Rather than digging up the whole casket, grave robbers would dig close to the headstone, break through the casket, loop a rope around the head and shoulders - and pull.
"Yanked 'em right out of the ground," Grace says.
Cutright tells the story of Sally Green, who was brought to the state asylum of Ohio in 1838 before she passed away in November. She was buried in the Old North Cemetery, below the current North Market parking lot, and when her son went to retrieve her body months later he found she and others had disappeared.
There was only one possible culprit.
“Really the only gig in town was in Worthington, the Worthington College of Medicine, run by a Dr. Thomas Morrow," Curight says.
Morrow was a teaching physician, and often procured bodies from the graves of poor people. And it did not sit well with the community.
"An angry mob ended up disbanding the college rather forcefully and running Morrow off to Cincinnati," Cutright says.

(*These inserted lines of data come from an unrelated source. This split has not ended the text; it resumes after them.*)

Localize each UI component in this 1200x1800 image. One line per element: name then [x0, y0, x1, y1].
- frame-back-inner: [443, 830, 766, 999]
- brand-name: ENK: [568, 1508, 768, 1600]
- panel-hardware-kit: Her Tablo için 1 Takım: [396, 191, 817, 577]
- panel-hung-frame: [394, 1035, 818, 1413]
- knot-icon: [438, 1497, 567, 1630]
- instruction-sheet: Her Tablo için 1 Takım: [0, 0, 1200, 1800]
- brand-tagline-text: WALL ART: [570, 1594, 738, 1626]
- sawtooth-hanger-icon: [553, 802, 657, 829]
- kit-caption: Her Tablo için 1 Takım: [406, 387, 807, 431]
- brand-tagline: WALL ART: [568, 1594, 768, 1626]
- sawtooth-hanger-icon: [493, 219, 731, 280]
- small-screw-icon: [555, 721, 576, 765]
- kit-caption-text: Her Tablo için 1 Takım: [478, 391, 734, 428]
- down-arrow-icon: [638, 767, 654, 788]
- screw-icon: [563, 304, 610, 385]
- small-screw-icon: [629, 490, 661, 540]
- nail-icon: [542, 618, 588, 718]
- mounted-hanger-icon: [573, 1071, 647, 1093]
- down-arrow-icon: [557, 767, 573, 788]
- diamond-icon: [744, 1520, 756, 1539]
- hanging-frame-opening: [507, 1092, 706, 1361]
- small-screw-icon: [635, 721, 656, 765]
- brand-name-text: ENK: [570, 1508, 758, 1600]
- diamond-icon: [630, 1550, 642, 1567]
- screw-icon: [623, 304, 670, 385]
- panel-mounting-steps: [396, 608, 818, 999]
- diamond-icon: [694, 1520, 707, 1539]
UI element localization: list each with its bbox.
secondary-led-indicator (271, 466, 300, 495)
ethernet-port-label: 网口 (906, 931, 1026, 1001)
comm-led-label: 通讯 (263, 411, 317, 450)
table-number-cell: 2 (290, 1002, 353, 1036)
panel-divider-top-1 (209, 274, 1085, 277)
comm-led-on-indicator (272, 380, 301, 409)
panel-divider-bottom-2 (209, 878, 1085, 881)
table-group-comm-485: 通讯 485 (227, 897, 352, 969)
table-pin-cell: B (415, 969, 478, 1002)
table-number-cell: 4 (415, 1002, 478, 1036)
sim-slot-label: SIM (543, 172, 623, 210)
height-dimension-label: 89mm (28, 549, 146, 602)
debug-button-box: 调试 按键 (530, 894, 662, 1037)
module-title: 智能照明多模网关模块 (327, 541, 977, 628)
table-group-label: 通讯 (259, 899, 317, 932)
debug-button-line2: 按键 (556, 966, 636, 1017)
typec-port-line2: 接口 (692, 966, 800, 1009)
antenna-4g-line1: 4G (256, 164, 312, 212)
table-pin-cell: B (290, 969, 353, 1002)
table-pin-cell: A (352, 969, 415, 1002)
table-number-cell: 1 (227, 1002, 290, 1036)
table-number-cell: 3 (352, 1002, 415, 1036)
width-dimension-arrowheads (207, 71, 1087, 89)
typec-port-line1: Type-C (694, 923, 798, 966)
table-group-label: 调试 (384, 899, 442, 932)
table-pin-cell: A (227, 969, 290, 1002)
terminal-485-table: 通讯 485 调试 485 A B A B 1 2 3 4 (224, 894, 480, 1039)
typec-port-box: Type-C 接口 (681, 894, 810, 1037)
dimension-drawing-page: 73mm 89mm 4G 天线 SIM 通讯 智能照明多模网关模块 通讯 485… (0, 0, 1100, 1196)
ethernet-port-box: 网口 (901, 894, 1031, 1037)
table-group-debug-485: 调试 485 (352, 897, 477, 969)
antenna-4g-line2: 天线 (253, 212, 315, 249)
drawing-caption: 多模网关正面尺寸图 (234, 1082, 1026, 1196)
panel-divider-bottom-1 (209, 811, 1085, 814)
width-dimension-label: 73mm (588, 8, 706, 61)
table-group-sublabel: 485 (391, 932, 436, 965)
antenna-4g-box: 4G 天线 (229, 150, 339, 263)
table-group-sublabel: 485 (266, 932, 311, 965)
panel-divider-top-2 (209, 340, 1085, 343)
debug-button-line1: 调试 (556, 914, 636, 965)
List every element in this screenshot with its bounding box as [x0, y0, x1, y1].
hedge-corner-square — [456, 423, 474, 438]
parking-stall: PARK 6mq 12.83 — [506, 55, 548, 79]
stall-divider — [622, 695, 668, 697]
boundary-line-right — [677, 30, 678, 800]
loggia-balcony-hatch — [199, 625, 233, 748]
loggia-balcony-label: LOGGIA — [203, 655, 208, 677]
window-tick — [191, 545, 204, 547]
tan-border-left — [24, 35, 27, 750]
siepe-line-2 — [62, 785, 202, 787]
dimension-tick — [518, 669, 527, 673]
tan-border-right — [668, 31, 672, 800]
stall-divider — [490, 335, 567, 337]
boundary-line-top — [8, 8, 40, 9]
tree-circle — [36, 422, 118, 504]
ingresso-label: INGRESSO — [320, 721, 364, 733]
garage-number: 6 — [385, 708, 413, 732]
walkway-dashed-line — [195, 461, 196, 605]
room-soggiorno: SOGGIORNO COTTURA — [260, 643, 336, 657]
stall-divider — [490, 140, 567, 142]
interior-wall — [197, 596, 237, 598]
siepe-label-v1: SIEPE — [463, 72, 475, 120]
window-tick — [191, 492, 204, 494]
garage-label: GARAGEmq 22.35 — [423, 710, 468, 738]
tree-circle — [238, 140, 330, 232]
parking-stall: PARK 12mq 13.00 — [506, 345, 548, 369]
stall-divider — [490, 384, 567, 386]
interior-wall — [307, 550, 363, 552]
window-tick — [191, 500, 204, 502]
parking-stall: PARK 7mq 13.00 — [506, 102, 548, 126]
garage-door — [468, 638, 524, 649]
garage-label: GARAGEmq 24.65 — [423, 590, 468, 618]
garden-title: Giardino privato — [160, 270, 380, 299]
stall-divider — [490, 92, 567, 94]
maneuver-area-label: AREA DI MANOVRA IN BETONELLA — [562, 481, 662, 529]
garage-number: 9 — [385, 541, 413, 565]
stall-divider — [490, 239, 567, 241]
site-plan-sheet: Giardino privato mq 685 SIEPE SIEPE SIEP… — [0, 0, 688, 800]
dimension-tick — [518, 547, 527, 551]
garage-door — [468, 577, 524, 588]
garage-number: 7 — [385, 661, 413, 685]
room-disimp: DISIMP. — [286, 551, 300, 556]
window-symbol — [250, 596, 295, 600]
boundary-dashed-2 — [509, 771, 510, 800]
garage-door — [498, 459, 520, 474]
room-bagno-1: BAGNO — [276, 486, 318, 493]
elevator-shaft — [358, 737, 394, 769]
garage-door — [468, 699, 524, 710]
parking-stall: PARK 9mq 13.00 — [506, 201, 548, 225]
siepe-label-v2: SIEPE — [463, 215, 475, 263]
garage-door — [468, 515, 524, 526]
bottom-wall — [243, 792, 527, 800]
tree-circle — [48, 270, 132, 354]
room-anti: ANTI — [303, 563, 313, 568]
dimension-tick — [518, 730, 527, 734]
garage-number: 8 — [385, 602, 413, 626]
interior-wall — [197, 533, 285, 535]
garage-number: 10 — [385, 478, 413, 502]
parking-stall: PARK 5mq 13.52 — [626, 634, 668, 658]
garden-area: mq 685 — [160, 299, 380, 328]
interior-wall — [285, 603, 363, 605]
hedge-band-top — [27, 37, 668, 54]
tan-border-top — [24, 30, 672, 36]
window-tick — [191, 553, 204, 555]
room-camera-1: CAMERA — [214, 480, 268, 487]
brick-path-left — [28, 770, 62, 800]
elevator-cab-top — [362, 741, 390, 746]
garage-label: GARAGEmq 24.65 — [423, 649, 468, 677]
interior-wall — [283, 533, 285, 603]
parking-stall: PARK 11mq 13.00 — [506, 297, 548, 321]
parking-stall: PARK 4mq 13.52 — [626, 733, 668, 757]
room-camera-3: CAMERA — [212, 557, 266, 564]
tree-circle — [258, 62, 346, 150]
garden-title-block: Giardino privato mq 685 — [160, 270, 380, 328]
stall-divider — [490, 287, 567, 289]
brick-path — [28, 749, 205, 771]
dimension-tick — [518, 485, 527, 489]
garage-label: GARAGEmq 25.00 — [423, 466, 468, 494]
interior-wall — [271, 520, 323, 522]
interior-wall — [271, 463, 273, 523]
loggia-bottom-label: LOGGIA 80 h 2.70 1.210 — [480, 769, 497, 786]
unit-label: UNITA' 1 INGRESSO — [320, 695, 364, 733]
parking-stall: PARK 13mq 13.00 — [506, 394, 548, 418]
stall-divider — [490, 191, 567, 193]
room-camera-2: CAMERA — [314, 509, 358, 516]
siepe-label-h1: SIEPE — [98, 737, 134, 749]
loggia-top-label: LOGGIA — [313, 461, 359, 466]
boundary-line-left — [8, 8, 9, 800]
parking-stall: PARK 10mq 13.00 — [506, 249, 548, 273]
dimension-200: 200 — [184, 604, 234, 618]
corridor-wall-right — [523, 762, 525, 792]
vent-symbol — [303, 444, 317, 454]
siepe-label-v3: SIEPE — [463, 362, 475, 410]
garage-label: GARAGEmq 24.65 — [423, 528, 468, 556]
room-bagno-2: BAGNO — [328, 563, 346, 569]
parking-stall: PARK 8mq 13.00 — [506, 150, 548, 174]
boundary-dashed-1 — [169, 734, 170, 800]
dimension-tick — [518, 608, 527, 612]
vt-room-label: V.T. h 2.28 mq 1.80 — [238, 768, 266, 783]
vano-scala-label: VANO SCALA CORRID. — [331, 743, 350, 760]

Ohio actually saw a number of riots against medical schools, says freelance writer Lucy Tiven, including in 1811, 1845, 1847, and 1852. But the grave robbing didn't stop.
An Explosive Answer
The Harrison Horror, however, thrust grave-robbing back into the public eye. Because he was so famous, Grace says, the Congressman's abduction turned into national news.
“That incident is spread throughout the papers and really just instills a lot of fear in bourgeois and wealthy society that this can really happen to anyone," Tiven says.
Though Ohio passed an anatomy law the next year in response to the scandal, that didn't satisfy the still-growing demand from medical schools. As Tiven reports in a recent story for Atlas Obscura, two inventors in Central Ohio - Philip K. Clover in Columbus and Thomas N. Howell in Circleville - took their own swings at the problem.
Clover, an artist, and Howell, a former probate judge, individually filed patents in 1878 and 1881 for a "coffin torpedo."
“The basic idea is that when, you know, some sort of sly group of medical students or resurrection men contracted to steal a body start to steal a grave, there’s an explosive there that will detonate and basically just blast them to bits," Tiven says.
While Clover's invention worked like a shotgun, which would fire a blast of lead bullets if someone tried to open the coffin, Howell's operated more like a Civil War land mine.
“How to describe it, it would be a small almost like fishing line wire that would go across the chest, and either beside the head, neck or in the armpit, there would be a small barrel that would ignite when you ripped the body, or coffin open," Cutright says.
Ultimately, though, coffin torpedoes as a practice in the funeral industry never really blew up - so to speak.
“It was more that the idea that they were out there would prevent grave robbing," Cutright says.
One notable exception was a failed grave robbing incident in Knox County, near Mount Vernon, where an explosion killed "one of the ghouls, named Dipper," and maimed another. The third member of their party survived and helped the injured man escape.
But that was less a coffin torpedo, Tiven says, than just a booby-trapped coffin.
In her Atlas Obscura story, Tiven digs up a few other instances of coffin torpedoes being discussed in the press. The reality is, archeologists have yet to discover any instances of one of these devices being installed - more likely, they just capitalized on the sensationalism of the papers.
By the time coffin torpedoes entered public conscience, grave robbing was already on the decline. Not because the demand halted, but because the supply finally caught up.
Realizing they needed to do something in order to stop grave robbing while preserving medical studies, Ohio physicians and legislators amended the state's anatomy law.
"That was really the end of body snatching then, by 1881, because bodies could be procured legally," Grace says, "and people could indicate they wanted to donate their bodies to science.”
No snatching required - and no need for the dead to fend off the living.